もうひとつはそうした観念を受け入れる側の情緒的な問題ですが、勧善懲悪幻想ということがあったと感じています。
モラルとしては勧善懲悪はおおいに結構です。しかし人間は100%善でも100%悪でもないわけで、そもそも善悪などという曖昧なものさしで世の中すべてを真っ二つにたて分けるにはいささかムリがあります。ましてや自国が絶対善で、それに敵対する国は絶対悪というのでは呆れてものも言えない。それは偽りの潔癖であり、憍慢の裏返しでしかありません。
日本人はあのようなひどい負け方をしたことで、少なくとも戦後、そうした勧善懲悪幻想から解き放たれた。「怪我の功名」というにはあまりにも犠牲が大きかったわけですが。
逆にアメリカ、中国、韓国、北朝鮮、イスラエルなどはますます独善・自尊・自己愛・自己正当化に凝り固まり、壮大なる虚構に酔い痴れて、敵対者からの仕打ちには凄まじい怨念で逆恨みし、敵対者への攻撃は賞賛されるべき大善行としてどこまでも許容し自画自賛するという、どうしようもない迷妄の中から今もって抜け出せないでいる。

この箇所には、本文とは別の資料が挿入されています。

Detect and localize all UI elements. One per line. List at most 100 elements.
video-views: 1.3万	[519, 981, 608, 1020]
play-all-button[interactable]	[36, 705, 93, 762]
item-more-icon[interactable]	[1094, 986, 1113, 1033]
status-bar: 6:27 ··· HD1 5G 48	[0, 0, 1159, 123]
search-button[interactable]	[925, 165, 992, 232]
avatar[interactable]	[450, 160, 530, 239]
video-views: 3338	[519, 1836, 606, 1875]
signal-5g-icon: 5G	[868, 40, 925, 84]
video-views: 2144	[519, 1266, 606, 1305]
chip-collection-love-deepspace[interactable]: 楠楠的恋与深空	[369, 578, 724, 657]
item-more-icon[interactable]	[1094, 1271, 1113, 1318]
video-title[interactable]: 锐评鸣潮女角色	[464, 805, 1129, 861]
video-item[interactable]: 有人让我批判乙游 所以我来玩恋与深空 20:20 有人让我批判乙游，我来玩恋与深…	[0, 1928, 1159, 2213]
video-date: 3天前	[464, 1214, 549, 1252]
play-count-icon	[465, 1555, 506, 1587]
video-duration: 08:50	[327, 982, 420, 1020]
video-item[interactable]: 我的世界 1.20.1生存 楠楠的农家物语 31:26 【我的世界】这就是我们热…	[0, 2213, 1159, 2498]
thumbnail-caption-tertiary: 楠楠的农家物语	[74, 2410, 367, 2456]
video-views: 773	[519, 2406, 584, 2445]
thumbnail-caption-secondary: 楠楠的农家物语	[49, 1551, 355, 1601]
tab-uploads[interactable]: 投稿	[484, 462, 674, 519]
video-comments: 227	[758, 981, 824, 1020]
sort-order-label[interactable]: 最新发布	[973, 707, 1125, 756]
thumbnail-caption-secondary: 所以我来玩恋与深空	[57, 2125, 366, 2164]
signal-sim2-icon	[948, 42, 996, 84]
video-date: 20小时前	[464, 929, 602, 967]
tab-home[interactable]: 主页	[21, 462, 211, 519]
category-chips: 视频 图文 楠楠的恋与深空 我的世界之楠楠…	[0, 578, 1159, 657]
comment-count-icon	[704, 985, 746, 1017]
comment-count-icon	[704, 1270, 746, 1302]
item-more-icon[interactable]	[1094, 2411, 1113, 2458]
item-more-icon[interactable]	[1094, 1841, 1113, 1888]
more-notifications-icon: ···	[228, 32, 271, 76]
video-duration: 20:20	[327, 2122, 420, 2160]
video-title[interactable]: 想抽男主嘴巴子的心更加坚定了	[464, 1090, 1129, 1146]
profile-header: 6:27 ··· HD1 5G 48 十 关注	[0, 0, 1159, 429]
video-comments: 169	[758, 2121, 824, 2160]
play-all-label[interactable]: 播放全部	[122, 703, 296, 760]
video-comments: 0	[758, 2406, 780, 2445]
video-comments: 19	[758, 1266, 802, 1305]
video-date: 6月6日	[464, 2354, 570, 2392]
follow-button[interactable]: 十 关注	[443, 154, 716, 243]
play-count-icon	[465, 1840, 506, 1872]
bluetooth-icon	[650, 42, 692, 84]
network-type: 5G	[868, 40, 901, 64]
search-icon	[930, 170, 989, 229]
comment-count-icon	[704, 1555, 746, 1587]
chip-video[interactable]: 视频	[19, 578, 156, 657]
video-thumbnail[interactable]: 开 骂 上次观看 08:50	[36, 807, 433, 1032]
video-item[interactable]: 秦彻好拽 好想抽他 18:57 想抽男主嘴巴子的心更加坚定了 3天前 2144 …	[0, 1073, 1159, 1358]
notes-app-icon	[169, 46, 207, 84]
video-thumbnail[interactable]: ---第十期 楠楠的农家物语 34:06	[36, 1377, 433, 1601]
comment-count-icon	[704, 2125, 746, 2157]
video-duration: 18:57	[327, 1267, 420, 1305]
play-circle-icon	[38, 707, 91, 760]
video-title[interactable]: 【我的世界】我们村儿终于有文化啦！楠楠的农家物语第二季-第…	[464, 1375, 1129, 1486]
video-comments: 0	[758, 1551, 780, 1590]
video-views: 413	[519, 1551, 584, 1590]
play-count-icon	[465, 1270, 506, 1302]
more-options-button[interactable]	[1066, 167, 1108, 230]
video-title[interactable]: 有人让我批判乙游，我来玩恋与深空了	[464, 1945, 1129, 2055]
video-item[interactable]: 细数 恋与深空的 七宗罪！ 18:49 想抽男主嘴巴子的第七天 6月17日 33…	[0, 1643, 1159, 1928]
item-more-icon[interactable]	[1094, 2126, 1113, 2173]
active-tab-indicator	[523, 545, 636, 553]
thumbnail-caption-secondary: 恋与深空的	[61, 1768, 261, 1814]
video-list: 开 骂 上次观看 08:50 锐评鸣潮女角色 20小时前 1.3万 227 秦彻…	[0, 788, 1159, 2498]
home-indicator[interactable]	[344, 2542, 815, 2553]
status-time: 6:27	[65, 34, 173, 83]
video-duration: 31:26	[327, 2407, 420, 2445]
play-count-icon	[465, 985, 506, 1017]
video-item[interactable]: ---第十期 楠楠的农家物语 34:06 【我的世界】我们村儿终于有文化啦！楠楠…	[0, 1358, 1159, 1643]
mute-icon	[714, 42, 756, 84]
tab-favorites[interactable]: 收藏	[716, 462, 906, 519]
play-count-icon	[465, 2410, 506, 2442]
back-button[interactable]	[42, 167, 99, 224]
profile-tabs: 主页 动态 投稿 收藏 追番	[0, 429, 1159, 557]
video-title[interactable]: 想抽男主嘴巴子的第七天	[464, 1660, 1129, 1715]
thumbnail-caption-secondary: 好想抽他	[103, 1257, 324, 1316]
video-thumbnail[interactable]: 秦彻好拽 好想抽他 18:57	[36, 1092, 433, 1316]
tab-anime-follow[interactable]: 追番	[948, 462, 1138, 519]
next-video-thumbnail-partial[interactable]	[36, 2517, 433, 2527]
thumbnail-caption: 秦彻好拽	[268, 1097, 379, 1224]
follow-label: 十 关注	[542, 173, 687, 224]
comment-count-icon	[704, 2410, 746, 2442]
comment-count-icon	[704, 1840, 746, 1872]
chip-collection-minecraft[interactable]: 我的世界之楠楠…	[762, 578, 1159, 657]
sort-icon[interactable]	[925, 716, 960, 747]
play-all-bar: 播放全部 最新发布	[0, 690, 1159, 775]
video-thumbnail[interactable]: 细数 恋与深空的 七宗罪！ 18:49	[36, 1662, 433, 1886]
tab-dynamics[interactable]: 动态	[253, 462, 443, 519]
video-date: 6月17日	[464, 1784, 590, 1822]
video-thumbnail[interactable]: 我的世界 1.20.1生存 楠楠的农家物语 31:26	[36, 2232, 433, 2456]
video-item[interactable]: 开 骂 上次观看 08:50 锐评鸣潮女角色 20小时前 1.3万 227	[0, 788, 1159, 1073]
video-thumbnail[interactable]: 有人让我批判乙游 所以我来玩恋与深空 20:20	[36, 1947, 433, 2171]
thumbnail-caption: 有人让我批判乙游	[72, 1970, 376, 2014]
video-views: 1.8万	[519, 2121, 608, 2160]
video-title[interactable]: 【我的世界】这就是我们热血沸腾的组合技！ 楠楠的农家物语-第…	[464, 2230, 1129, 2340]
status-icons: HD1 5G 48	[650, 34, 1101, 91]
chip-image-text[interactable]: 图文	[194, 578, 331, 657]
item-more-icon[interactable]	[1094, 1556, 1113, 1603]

かつての日本がそうでしたから、私はとてもじゃないが彼らを笑う気にはなれないのです。
いや、日本も復(また)そうなりつつあるのかもしれません。

◆    ◆    ◆

 松林宗恵さん89歳(まつばやし・しゅうえ<本名・釈宗恵=しゃく・そうけい>映画監督)15日、心不全のため死去。葬儀は近親者で行う。
(中略)
僧侶の資格をとった後、日本大在学中の1942年、東宝に入社。「東京のえくぼ」(52年)で監督デビューした。戦争末期に海軍に在籍した自身の経験と仏教的な無常観を反映させた「人間魚雷回天」(55年)で高い評価を得た。他にも「ハワイ・ミッドウェイ大海空戦 太平洋の嵐」(60年)、「連合艦隊」(81年)などの戦争映画を手がけた。一方、森繁久弥さん主演の「社長」シリーズのうち23作(58~70年)を監督。71年からはテレビを中心に活躍し、「泣いてたまるか」「結婚戦争ここ一番」などのドラマを演出した。
http://headlines.yahoo.co.jp/hl?a=20090815-00000020-maip-peo

核戦争の恐怖を描いたSF「世界大戦争」や戦記ものではたしかに仏教に根ざした作家性が出ていたと思います。
職人的監督として東宝カラーの担い手でもありましたが、その点、ご本人はどう感じておられたのでしょうか。
私がまだ見ていないこの方の作品でどうしても見たいのをいくつか挙げると、
 「まり子自叙伝 花咲く星座」(1959年)
 「東京のえくぼ」(1952年)
 「兄とその妹」(1956年)
 「風流温泉日記」(1958年)
 「風流交番日記」(1955年)
 「浅草の鬼」(1955年)
 「大学の人気者」(1958年)
 「万事お金」(1964年)
  ………………
まだまだあります。
東宝の昔の映画はなかなか見れる機会がないですね。